Then over my morning coffee boost I thought all on my own that I was confused because just the day before, xyz pollsters had told me that I thought I was really upset about the job market because of an increase in claims.   Later, another poll added that I was thinking negative thoughts about the entrepreneurs who had out- sourced their workers’ paychecks but were now complaining that president Obama had failed to create a couple of million new jobs even though he’s had his job a whole year.  I expected to hear that one of those CEO’s had asked his daughter’s college dean why after her freshman year she had not been awarded a PhD.

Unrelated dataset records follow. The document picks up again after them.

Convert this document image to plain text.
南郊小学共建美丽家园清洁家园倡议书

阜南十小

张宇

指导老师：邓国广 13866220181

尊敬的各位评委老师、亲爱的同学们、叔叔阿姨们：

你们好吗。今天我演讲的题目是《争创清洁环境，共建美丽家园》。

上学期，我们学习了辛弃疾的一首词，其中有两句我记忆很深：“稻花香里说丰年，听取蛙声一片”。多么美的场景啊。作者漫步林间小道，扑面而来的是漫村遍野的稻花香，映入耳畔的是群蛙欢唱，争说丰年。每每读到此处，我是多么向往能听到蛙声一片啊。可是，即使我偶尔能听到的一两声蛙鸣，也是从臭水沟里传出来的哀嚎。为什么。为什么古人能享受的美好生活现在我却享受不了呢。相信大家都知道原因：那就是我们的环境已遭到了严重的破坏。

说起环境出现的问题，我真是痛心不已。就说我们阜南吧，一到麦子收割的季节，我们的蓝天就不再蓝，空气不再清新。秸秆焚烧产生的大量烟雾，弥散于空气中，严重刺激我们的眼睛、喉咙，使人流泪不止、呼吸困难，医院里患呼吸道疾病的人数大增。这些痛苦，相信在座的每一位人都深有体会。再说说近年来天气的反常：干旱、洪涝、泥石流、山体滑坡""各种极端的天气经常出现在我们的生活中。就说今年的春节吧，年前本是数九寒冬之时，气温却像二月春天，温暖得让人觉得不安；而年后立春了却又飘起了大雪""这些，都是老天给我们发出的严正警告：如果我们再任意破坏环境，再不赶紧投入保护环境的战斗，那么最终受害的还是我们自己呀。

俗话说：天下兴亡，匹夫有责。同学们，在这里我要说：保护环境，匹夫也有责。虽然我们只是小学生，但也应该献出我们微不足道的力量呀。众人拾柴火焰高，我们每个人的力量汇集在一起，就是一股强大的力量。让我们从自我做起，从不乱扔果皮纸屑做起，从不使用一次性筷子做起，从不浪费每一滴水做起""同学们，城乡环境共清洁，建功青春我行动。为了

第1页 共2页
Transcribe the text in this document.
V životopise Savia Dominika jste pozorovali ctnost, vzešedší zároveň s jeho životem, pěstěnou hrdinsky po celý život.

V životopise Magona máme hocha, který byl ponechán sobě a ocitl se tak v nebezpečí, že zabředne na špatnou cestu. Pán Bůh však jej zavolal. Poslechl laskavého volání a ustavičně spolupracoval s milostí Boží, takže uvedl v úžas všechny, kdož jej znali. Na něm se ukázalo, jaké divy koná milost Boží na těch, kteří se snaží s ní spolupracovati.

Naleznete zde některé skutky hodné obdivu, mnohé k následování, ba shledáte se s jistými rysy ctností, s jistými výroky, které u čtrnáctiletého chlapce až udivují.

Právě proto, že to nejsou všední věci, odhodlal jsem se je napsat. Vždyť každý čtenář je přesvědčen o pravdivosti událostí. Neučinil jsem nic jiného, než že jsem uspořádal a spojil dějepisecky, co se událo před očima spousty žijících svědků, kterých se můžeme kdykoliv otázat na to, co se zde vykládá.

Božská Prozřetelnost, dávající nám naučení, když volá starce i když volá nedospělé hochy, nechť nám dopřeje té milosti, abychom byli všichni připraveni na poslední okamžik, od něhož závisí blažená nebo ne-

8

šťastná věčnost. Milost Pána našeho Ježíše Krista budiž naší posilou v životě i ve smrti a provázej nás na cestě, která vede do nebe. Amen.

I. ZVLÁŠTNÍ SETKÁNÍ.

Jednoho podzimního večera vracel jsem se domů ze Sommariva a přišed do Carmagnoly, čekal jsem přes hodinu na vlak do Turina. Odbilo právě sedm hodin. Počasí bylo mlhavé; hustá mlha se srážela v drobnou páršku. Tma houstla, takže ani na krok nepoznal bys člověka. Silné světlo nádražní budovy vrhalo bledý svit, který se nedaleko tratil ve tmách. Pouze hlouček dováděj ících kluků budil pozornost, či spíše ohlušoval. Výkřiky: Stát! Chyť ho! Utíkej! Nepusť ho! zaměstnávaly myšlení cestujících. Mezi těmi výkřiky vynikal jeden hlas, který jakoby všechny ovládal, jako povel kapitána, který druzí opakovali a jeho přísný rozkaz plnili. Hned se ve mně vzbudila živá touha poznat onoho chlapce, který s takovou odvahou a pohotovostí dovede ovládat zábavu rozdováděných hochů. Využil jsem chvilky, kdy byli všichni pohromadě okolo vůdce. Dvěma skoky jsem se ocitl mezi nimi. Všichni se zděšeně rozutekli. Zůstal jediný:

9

Then profound introspection set in and I asked myself how pollsters found out what I and over 305 million fellow Americans were thinking?  One leading poll taker explained that his staff solicited telephone answers from about 8500 so-called representative persons around the country which sounded like a focus group on steroids.  It was described as a sophisticated statistical analysis by experts who have been studying for years to tell me what I am thinking.

Also, I noticed that talk show hosts used several different polls to tell their audiences what I’m thinking but, it seems, only the ones that favored their particular views in a controversy.  And it sounds to me that the big-foot pundits seem not able to comment about what I’m thinking without quoting a poll.

More coffee with skepticism.  Who were those representative people and how were they chosen?  How were the questions phrased?  Was there a stealth technique that supplied answers to support a particular political agenda?  And it was getting really serious!  The ABC News/Washington Post poll told me, often taken as a staunch tree-hugging liberal, that I think the republicans have pulled ahead of the democrats for this November election.  More coffee with something stronger in it.

Finally I recalled that in all the years we the people have been told by polls what we have been thinking about health care, our sick economy, about Afghanistan and Iraq – whatever – no pollster has ever asked me about anything!